The Offer, the information and documents contained in this press release are not being made, and have not been approved, by an authorised person for the purposes of section 21 of the Financial Services and Markets Act 2000, as amended (the “FSMA”). The communication of the information and documents contained in this press release to persons in the United Kingdom is exempt from the restrictions on financial promotions in section 21 of the FSMA on the basis that it is a communication by or on behalf of a body corporate which relates to a transaction to acquire shares in a body corporate and the object of the transaction may reasonably be regarded as being the acquisition of day to day control of the affairs of that body corporate within article 62 (Sale of body corporate) of the Financial Services and Markets Act 2000 (Financial Promotion) Order 2005.

This press release has been published in Swedish and English. In the event of any discrepancy in content between the two language versions, the Swedish version shall prevail.

Forward-looking information
Information in this press release relating to future events or circumstances, including information regarding future results, growth and other projections as well as benefits of the Offer, are forward-looking information. Such information may generally, but not always, be identified by the use of words such as “anticipates”, “expects”, “believes”, or similar expressions.

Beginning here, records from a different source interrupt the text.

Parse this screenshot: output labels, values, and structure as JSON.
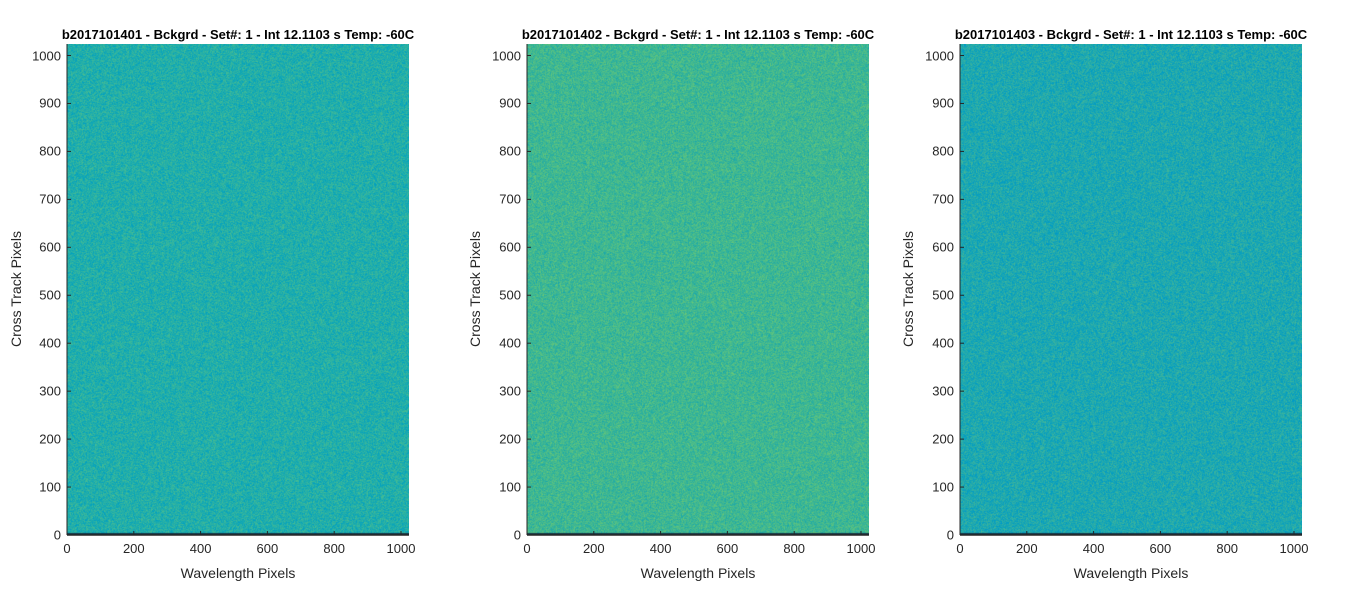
{
  "chart_data": [
    {
      "type": "heatmap",
      "title": "b2017101401 - Bckgrd - Set#: 1 - Int 12.1103 s Temp: -60C",
      "xlabel": "Wavelength Pixels",
      "ylabel": "Cross Track Pixels",
      "xlim": [
        0,
        1024
      ],
      "ylim": [
        0,
        1024
      ],
      "xticks": [
        "0",
        "200",
        "400",
        "600",
        "800",
        "1000"
      ],
      "yticks": [
        "0",
        "100",
        "200",
        "300",
        "400",
        "500",
        "600",
        "700",
        "800",
        "900",
        "1000"
      ],
      "colormap": "parula",
      "base_color": "#22aeaa",
      "description_hint": "uniform noisy dark-frame image, mostly teal"
    },
    {
      "type": "heatmap",
      "title": "b2017101402 - Bckgrd - Set#: 1 - Int 12.1103 s Temp: -60C",
      "xlabel": "Wavelength Pixels",
      "ylabel": "Cross Track Pixels",
      "xlim": [
        0,
        1024
      ],
      "ylim": [
        0,
        1024
      ],
      "xticks": [
        "0",
        "200",
        "400",
        "600",
        "800",
        "1000"
      ],
      "yticks": [
        "0",
        "100",
        "200",
        "300",
        "400",
        "500",
        "600",
        "700",
        "800",
        "900",
        "1000"
      ],
      "colormap": "parula",
      "base_color": "#3fb792",
      "description_hint": "uniform noisy dark-frame image, greener"
    },
    {
      "type": "heatmap",
      "title": "b2017101403 - Bckgrd - Set#: 1 - Int 12.1103 s Temp: -60C",
      "xlabel": "Wavelength Pixels",
      "ylabel": "Cross Track Pixels",
      "xlim": [
        0,
        1024
      ],
      "ylim": [
        0,
        1024
      ],
      "xticks": [
        "0",
        "200",
        "400",
        "600",
        "800",
        "1000"
      ],
      "yticks": [
        "0",
        "100",
        "200",
        "300",
        "400",
        "500",
        "600",
        "700",
        "800",
        "900",
        "1000"
      ],
      "colormap": "parula",
      "base_color": "#1ea8b0",
      "description_hint": "uniform noisy dark-frame image, teal-blue"
    }
  ]
}
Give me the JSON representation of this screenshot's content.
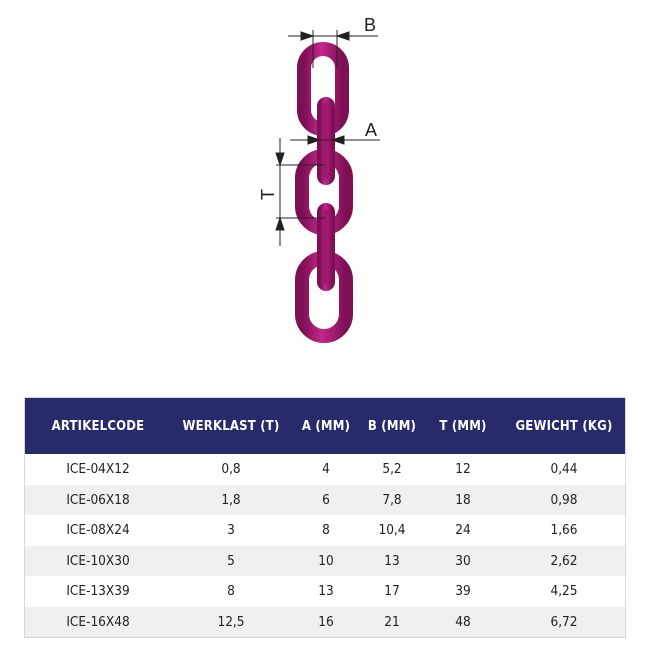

By its nature, forward-looking information involves risk and uncertainty, because it relates to events which depend on circumstances that may occur in the future. Due to several factors, of which a number of them are outside Norvik’s control, there are no guarantees to that actual results will not materially differ from the results expressed or implied by the forward-looking information. Any such forward-looking information only applies as per the date it was given and Norvik has no obligation (and undertakes no such obligation) to update or revise it, whether as a result of new information, future events or otherwise, except as required by applicable laws and regulations.

[1] Kivron AB is a newly-formed Swedish private limited liability company with corporate registration number 559449-9062, wholly-owned by Norvik Hf, domiciled in Stockholm and with registered address at c/o Advokatfirman Cederquist, Hovslagargatan 3, SE-111 48 Stockholm.